2025年09月24日、欧州理事会は、化学製品分野のEU法令を簡素化し、企業の法的確実性を高めることを目的とした「ストップ・ザ・クロック(Stop-the-clock)」メカニズムの提案について公表しました。これを受けて、加盟国代表が理事会として同提案への立場を承認し、化学物質のCLP規則(EC)1272/2008の改正の適用開始を2028年01月01日まで延期する方針が決定しました。本決定により、企業は新たな表示や書式要件などへの対応準備期間を確保できるようになりました。

背景

■ 欧州委員会は、2024年10月の欧州理事会および同年11月8日のブダペスト宣言で掲げられた「規制の簡素化」と「競争力の強化」の方針に基づき、2025年上半期に「オムニバス」6つのパッケージを順次提案しました。そのうち「オムニバスVI」は化学製品に関するEU法令の簡素化を目的としており、特に、中小企業を含む経済事業者が直面する行政的・規制的・報告上の負担を軽減しつつ、高い消費者保護水準を維持することが狙いです。

■ この中で、「ストップ・ザ・クロック」提案は、CLP規則(EC)1272/2008改正の適用期日を延期するものとして位置づけられました。その背景には、規則改正による新たなラベル表示や広告、通信販売、燃料ポンプの表示などに関する要件が企業活動に大きな影響を及ぼすことがあり、十分な準備期間の確保が必要とされた事情があります。そのため、企業の法的確実性を担保する重要な措置と位置づけつつ、加盟国間の合意形成を最優先として作業が進められてきました。

概要

■ 今回の商人により、CLP規則(EC)1272/2008改正の適用開始日を2028年01月01日に延期することが明確に示されました。これにより、企業は新たな表示様式や広告、通信販売に関する義務に対応するための追加猶予を得ることになります。改正規則が複数の法令で同様の義務を規定している場合でも、異なる施行日による混乱を回避できる点が大きな利点です。
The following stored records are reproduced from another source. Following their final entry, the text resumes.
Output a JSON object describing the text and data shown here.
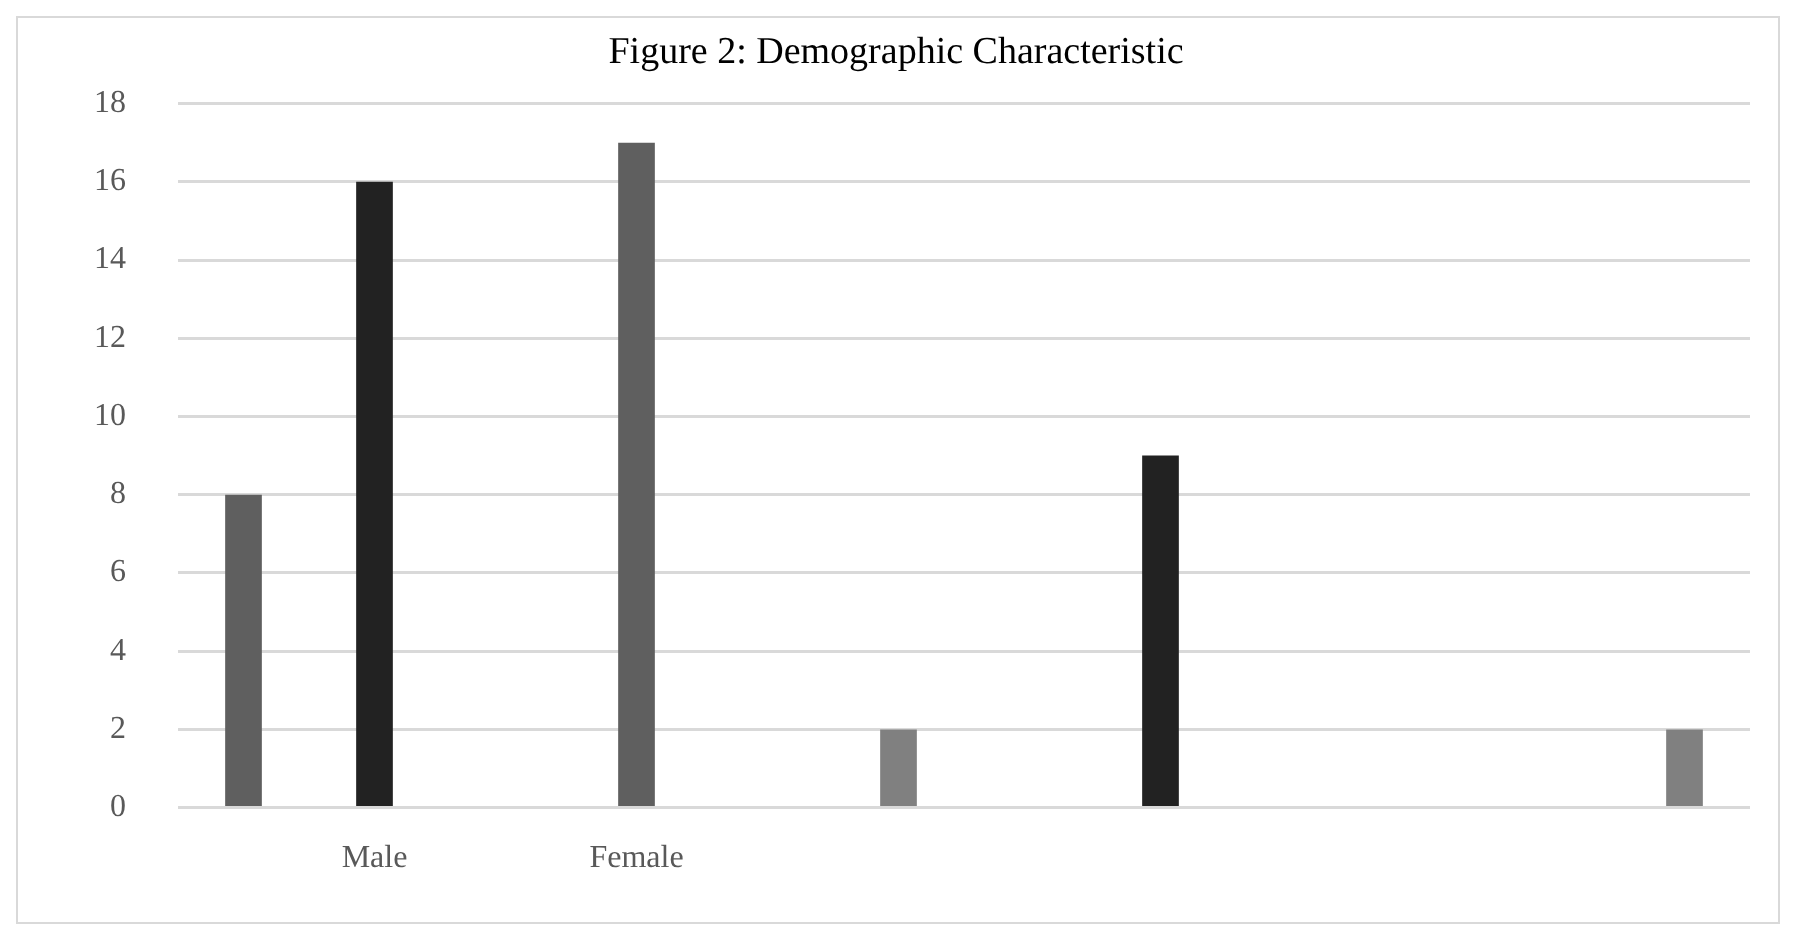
{
  "chart_data": {
    "type": "bar",
    "title": "Figure 2: Demographic Characteristic",
    "categories": [
      null,
      "Male",
      null,
      "Female",
      null,
      null,
      null,
      null,
      null,
      null,
      null,
      null
    ],
    "values": [
      8,
      16,
      null,
      17,
      null,
      2,
      null,
      9,
      null,
      null,
      null,
      2
    ],
    "colors": [
      "#5f5f5f",
      "#222222",
      "#5f5f5f",
      "#5f5f5f",
      "#5f5f5f",
      "#808080",
      "#222222",
      "#222222",
      "#808080",
      "#808080",
      "#808080",
      "#808080"
    ],
    "ylim": [
      0,
      18
    ],
    "yticks": [
      0,
      2,
      4,
      6,
      8,
      10,
      12,
      14,
      16,
      18
    ],
    "grid": "y"
  }
}
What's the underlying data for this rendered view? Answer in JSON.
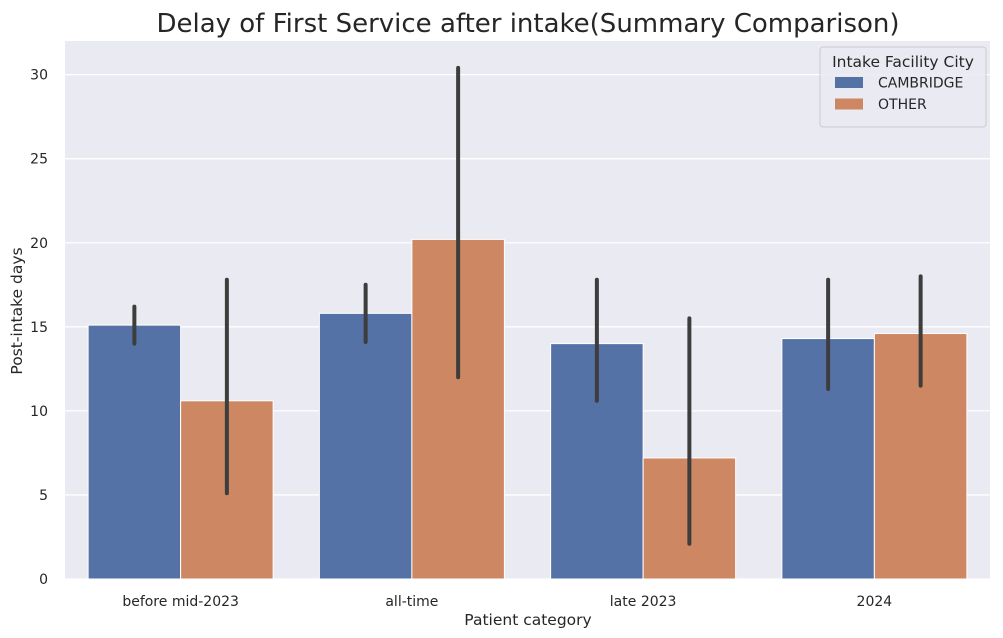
{
  "chart_data": {
    "type": "bar",
    "title": "Delay of First Service after intake(Summary Comparison)",
    "xlabel": "Patient category",
    "ylabel": "Post-intake days",
    "categories": [
      "before mid-2023",
      "all-time",
      "late 2023",
      "2024"
    ],
    "ylim": [
      0,
      32
    ],
    "yticks": [
      0,
      5,
      10,
      15,
      20,
      25,
      30
    ],
    "grid": true,
    "legend": {
      "title": "Intake Facility City",
      "placement": "top-right"
    },
    "series": [
      {
        "name": "CAMBRIDGE",
        "color": "#5572a6",
        "values": [
          15.1,
          15.8,
          14.0,
          14.3
        ],
        "error_low": [
          14.0,
          14.1,
          10.6,
          11.3
        ],
        "error_high": [
          16.2,
          17.5,
          17.8,
          17.8
        ]
      },
      {
        "name": "OTHER",
        "color": "#cd8762",
        "values": [
          10.6,
          20.2,
          7.2,
          14.6
        ],
        "error_low": [
          5.1,
          12.0,
          2.1,
          11.5
        ],
        "error_high": [
          17.8,
          30.4,
          15.5,
          18.0
        ]
      }
    ],
    "colors": {
      "background": "#eaeaf2",
      "grid": "#ffffff",
      "errorbar": "#3d3d3d"
    }
  }
}
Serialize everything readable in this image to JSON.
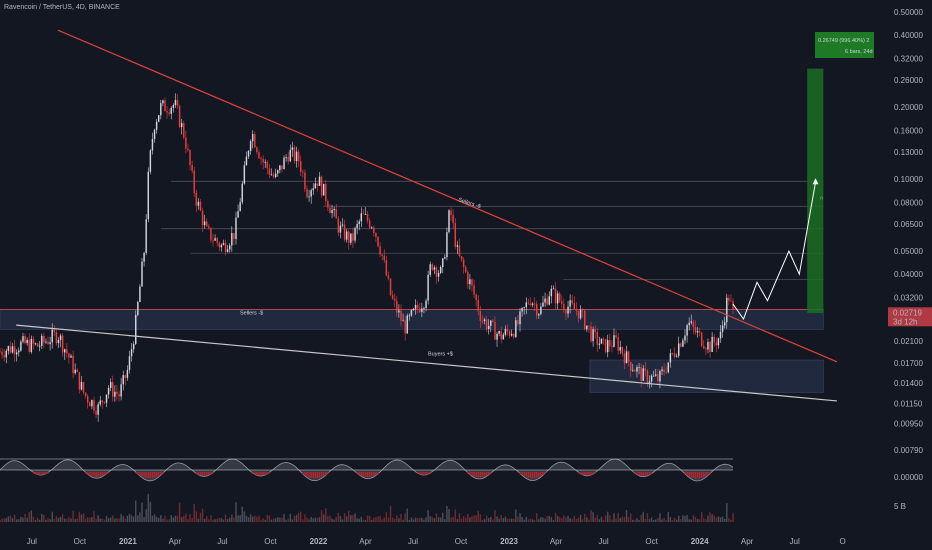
{
  "header": {
    "title": "Ravencoin / TetherUS, 4D, BINANCE"
  },
  "colors": {
    "bg": "#131722",
    "up": "#d1d4dc",
    "down": "#ef3b3b",
    "trendline": "#e0423a",
    "support_line": "#c8c8c8",
    "zone": "#263048",
    "target": "#1a6e22",
    "grid": "#555a66"
  },
  "chart_data": {
    "type": "candlestick",
    "scale": "log",
    "ylim": [
      0.0085,
      0.52
    ],
    "y_ticks": [
      "0.50000",
      "0.40000",
      "0.32000",
      "0.26000",
      "0.20000",
      "0.16000",
      "0.13000",
      "0.10000",
      "0.08000",
      "0.06500",
      "0.05000",
      "0.04000",
      "0.03200",
      "0.02600",
      "0.02100",
      "0.01700",
      "0.01400",
      "0.01150",
      "0.00950",
      "0.00790",
      "0.00000",
      "5 B"
    ],
    "x_ticks": [
      "Jul",
      "Oct",
      "2021",
      "Apr",
      "Jul",
      "Oct",
      "2022",
      "Apr",
      "Jul",
      "Oct",
      "2023",
      "Apr",
      "Jul",
      "Oct",
      "2024",
      "Apr",
      "Jul",
      "O"
    ],
    "bold_x_ticks": [
      "2021",
      "2022",
      "2023",
      "2024"
    ],
    "price_path": [
      [
        "2020-05-01",
        0.019
      ],
      [
        "2020-06-15",
        0.0205
      ],
      [
        "2020-07-10",
        0.02
      ],
      [
        "2020-08-20",
        0.0225
      ],
      [
        "2020-09-10",
        0.018
      ],
      [
        "2020-10-10",
        0.0125
      ],
      [
        "2020-11-05",
        0.011
      ],
      [
        "2020-11-25",
        0.0135
      ],
      [
        "2020-12-15",
        0.0125
      ],
      [
        "2021-01-01",
        0.016
      ],
      [
        "2021-01-15",
        0.024
      ],
      [
        "2021-02-01",
        0.05
      ],
      [
        "2021-02-10",
        0.11
      ],
      [
        "2021-02-20",
        0.17
      ],
      [
        "2021-03-05",
        0.2
      ],
      [
        "2021-04-01",
        0.205
      ],
      [
        "2021-04-20",
        0.15
      ],
      [
        "2021-05-10",
        0.085
      ],
      [
        "2021-06-01",
        0.06
      ],
      [
        "2021-07-01",
        0.052
      ],
      [
        "2021-07-25",
        0.06
      ],
      [
        "2021-08-10",
        0.1
      ],
      [
        "2021-08-25",
        0.16
      ],
      [
        "2021-09-15",
        0.12
      ],
      [
        "2021-10-10",
        0.1
      ],
      [
        "2021-11-05",
        0.13
      ],
      [
        "2021-11-25",
        0.12
      ],
      [
        "2021-12-10",
        0.09
      ],
      [
        "2021-12-31",
        0.1
      ],
      [
        "2022-01-20",
        0.08
      ],
      [
        "2022-02-10",
        0.062
      ],
      [
        "2022-03-05",
        0.055
      ],
      [
        "2022-03-25",
        0.07
      ],
      [
        "2022-04-15",
        0.065
      ],
      [
        "2022-05-01",
        0.05
      ],
      [
        "2022-05-20",
        0.032
      ],
      [
        "2022-06-15",
        0.024
      ],
      [
        "2022-07-05",
        0.028
      ],
      [
        "2022-07-25",
        0.032
      ],
      [
        "2022-08-05",
        0.045
      ],
      [
        "2022-08-25",
        0.04
      ],
      [
        "2022-09-10",
        0.075
      ],
      [
        "2022-09-25",
        0.048
      ],
      [
        "2022-10-20",
        0.036
      ],
      [
        "2022-11-10",
        0.026
      ],
      [
        "2022-12-15",
        0.022
      ],
      [
        "2023-01-15",
        0.024
      ],
      [
        "2023-02-10",
        0.032
      ],
      [
        "2023-03-01",
        0.028
      ],
      [
        "2023-03-20",
        0.034
      ],
      [
        "2023-04-15",
        0.03
      ],
      [
        "2023-05-15",
        0.028
      ],
      [
        "2023-06-10",
        0.022
      ],
      [
        "2023-07-01",
        0.02
      ],
      [
        "2023-07-25",
        0.021
      ],
      [
        "2023-08-20",
        0.017
      ],
      [
        "2023-09-15",
        0.015
      ],
      [
        "2023-10-15",
        0.0145
      ],
      [
        "2023-11-01",
        0.017
      ],
      [
        "2023-11-25",
        0.021
      ],
      [
        "2023-12-10",
        0.025
      ],
      [
        "2023-12-31",
        0.022
      ],
      [
        "2024-01-20",
        0.02
      ],
      [
        "2024-02-10",
        0.022
      ],
      [
        "2024-02-25",
        0.033
      ],
      [
        "2024-03-05",
        0.02719
      ]
    ],
    "trendline": [
      [
        "2020-08-20",
        0.42
      ],
      [
        "2024-09-20",
        0.0172
      ]
    ],
    "support_line": [
      [
        "2020-06-01",
        0.0245
      ],
      [
        "2024-09-20",
        0.0118
      ]
    ],
    "zones": [
      {
        "from": "2020-05-01",
        "to": "2024-08-25",
        "low": 0.0235,
        "high": 0.0285
      },
      {
        "from": "2023-06-05",
        "to": "2024-08-25",
        "low": 0.0128,
        "high": 0.0175
      }
    ],
    "hlines": [
      {
        "from": "2021-05-01",
        "to": "2024-08-25",
        "y": 0.049
      },
      {
        "from": "2021-03-05",
        "to": "2024-08-25",
        "y": 0.062
      },
      {
        "from": "2022-01-10",
        "to": "2024-08-25",
        "y": 0.077
      },
      {
        "from": "2021-03-25",
        "to": "2024-08-25",
        "y": 0.098
      },
      {
        "from": "2023-04-15",
        "to": "2024-08-25",
        "y": 0.038
      }
    ],
    "projection": [
      [
        "2024-03-05",
        0.03
      ],
      [
        "2024-03-25",
        0.026
      ],
      [
        "2024-04-20",
        0.037
      ],
      [
        "2024-05-10",
        0.031
      ],
      [
        "2024-06-20",
        0.05
      ],
      [
        "2024-07-10",
        0.04
      ],
      [
        "2024-08-10",
        0.097
      ]
    ],
    "target_box": {
      "from": "2024-07-25",
      "to": "2024-08-25",
      "low": 0.0275,
      "high": 0.29,
      "label_value": "0.26749 (996.40%) 2",
      "label_bars": "6 bars, 24d"
    },
    "price_tag": {
      "value": "0.02719",
      "countdown": "3d 12h"
    },
    "annotations": {
      "sellers_zone": "Sellers -$",
      "sellers_trend": "Sellers -$",
      "buyers": "Buyers +$"
    }
  }
}
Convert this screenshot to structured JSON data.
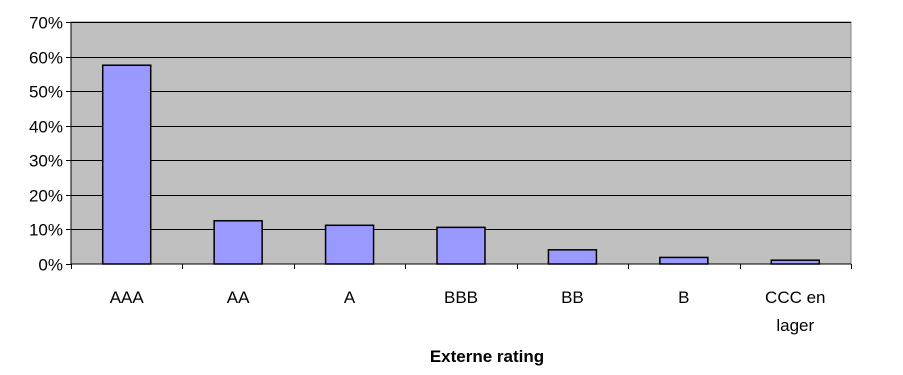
{
  "chart_data": {
    "type": "bar",
    "title": "",
    "xlabel": "Externe rating",
    "ylabel": "",
    "categories": [
      "AAA",
      "AA",
      "A",
      "BBB",
      "BB",
      "B",
      "CCC en lager"
    ],
    "category_lines": [
      [
        "AAA"
      ],
      [
        "AA"
      ],
      [
        "A"
      ],
      [
        "BBB"
      ],
      [
        "BB"
      ],
      [
        "B"
      ],
      [
        "CCC en",
        "lager"
      ]
    ],
    "values": [
      0.575,
      0.125,
      0.112,
      0.106,
      0.041,
      0.019,
      0.011
    ],
    "ylim": [
      0,
      0.7
    ],
    "yticks": [
      0,
      0.1,
      0.2,
      0.3,
      0.4,
      0.5,
      0.6,
      0.7
    ],
    "ytick_labels": [
      "0%",
      "10%",
      "20%",
      "30%",
      "40%",
      "50%",
      "60%",
      "70%"
    ],
    "grid": true,
    "colors": {
      "plot_background": "#c0c0c0",
      "bar_fill": "#9999ff",
      "bar_stroke": "#000000",
      "grid_line": "#000000"
    }
  }
}
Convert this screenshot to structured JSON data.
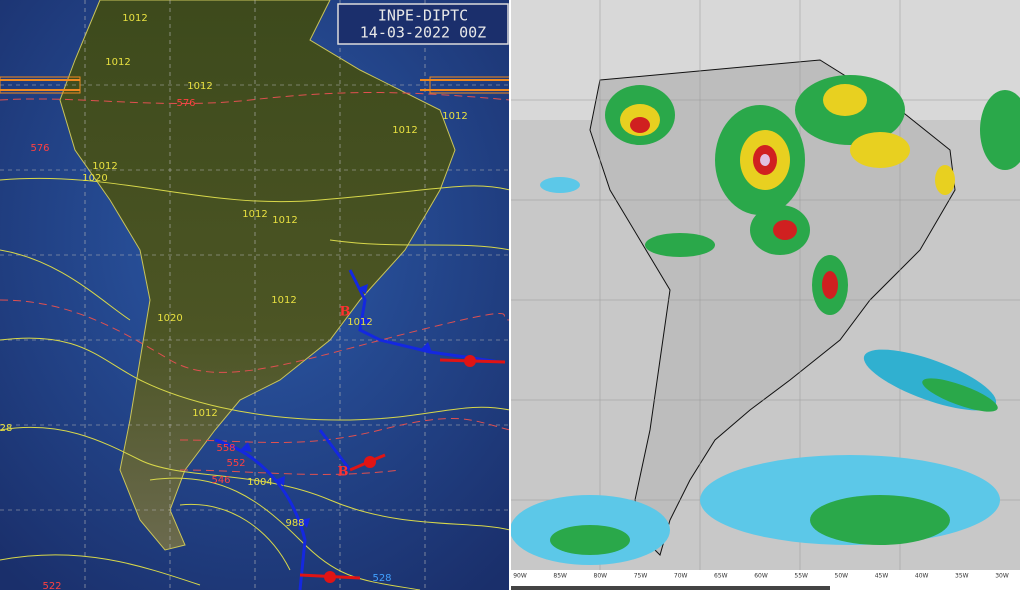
{
  "header": {
    "agency": "INPE-DIPTC",
    "datetime": "14-03-2022 00Z"
  },
  "pressure_labels": [
    "1012",
    "1012",
    "1012",
    "1012",
    "1012",
    "1012",
    "1012",
    "1012",
    "1012",
    "1012",
    "1012",
    "1020",
    "1020",
    "1004",
    "988",
    "28"
  ],
  "thickness_labels": [
    "576",
    "576",
    "558",
    "552",
    "546",
    "528",
    "522"
  ],
  "lows": [
    "B",
    "B"
  ],
  "longitude_scale": [
    "90W",
    "85W",
    "80W",
    "75W",
    "70W",
    "65W",
    "60W",
    "55W",
    "50W",
    "45W",
    "40W",
    "35W",
    "30W"
  ]
}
■ この変更により、企業は再表示やパッケージデザイン、デジタル広告表記などに関するシステム整備・在庫管理・マーケティング戦略の再構築を行う必要があります。特に化学製品を通信販売する事業者や燃料小売業者は、新しい書式や表示義務に合わせた対応を段階的に進めることが求められます。加盟国当局にとっても、監視やガイドラインの更新を新しいスケジュールに合わせて調整することが必要になります。

■ 一方で、欧州委員会が同パッケージの一環として提案しているCLP規則(EC)1272/2008の実質的な改正内容については、今後の欧州議会との交渉でさらに検討が進められます。今回の延期措置は、その交渉を円滑に進めるための時間的猶予も確保するものであり、制度設計上の調整を可能にする重要な前段階と位置づけられています。

■ このように、「ストップ・ザ・クロック(Stop-the-clock)」メカニズムの導入は、企業の負担軽減と法的安定性の確保を目的とした実務的対応であり、最終的にはEU全体の産業競争力を高めることにつながるものです。今後は、議長国が欧州議会と協議を行い、最終合意を目指す段階に入ります。